ATHENS, Ohio – When Roderick McDavis came to Athens as Ohio University’s president, he brought another university employee with him: his wife.
Deborah McDavis will make $25,000 a year for her duties as the university’s “first lady.” Her husband has a five-year contract paying $275,000 annually.
Spouses of university presidents traditionally have been considered part of a package deal when it comes to the presidential salary and have not been paid separately. That concept is changing.
Raymond Cotton, a Washington, D.C., lawyer who specializes in contracts and compensation for college presidents, said more presidential spouses, especially younger ones, often have to give up their careers and believe they deserve compensation for their work on behalf of the university.

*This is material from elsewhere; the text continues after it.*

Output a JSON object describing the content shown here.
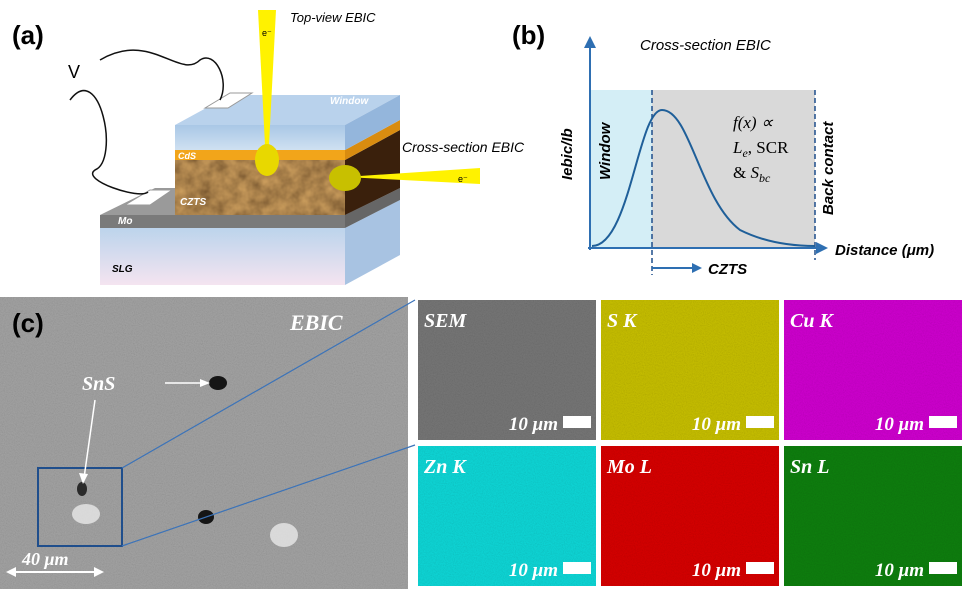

Mrs. McDavis, a college and high school English teacher for 33 years, was offered the salary and benefits in recognition of her expected role in community relations, alumni relations and advocating and entertaining on behalf of the university, university spokesman Hub Burton said.
“I intend to earn every bit of it,” Mrs. McDavis said of her salary, which will be paid out of general operating money.
McDavis said she earned more than twice as much in her teaching job but knew that the demands of her role as a a university first lady made it impossible to continue teaching.
Miami University in Oxford pays the wife of its president $1 a year, a token amount that qualifies her for liability insurance.
In 2000, Carole Garland kept a log of her activities at Miami and reported that she was typically on the road attending alumni events at least 15 days a year, hosted or attended more than 100 meals and represented the university at 60 or more other events.
Some presidential spouses have their own careers in higher education and are paid for those professional duties rather than as the wife or husband of the president.
Ken Howey, husband of University of Cincinnati President Nancy Zimpher, has a faculty research position at that university.
Paula Whetsel-Ribeau, wife of Bowling Green State University President Sidney Ribeau, went on the payroll last week as interim assistant to the vice president for student affairs. She had been an administrator at Bowling Green and at Ohio State University in Columbus.
The practice of compensating presidential spouses is more common on private campuses than at public institutions, Cotton said.
A Council of Independent Colleges survey of 119 spouses, 87 percent who were women, found that the percentage of spouses getting a salary rose from 11 percent in 1994 to 23 percent by 1999.
Cotton said the most well-compensated presidential spouse at a public institution is the wife of the Indiana University president hired last year. She gets $60,000 a year.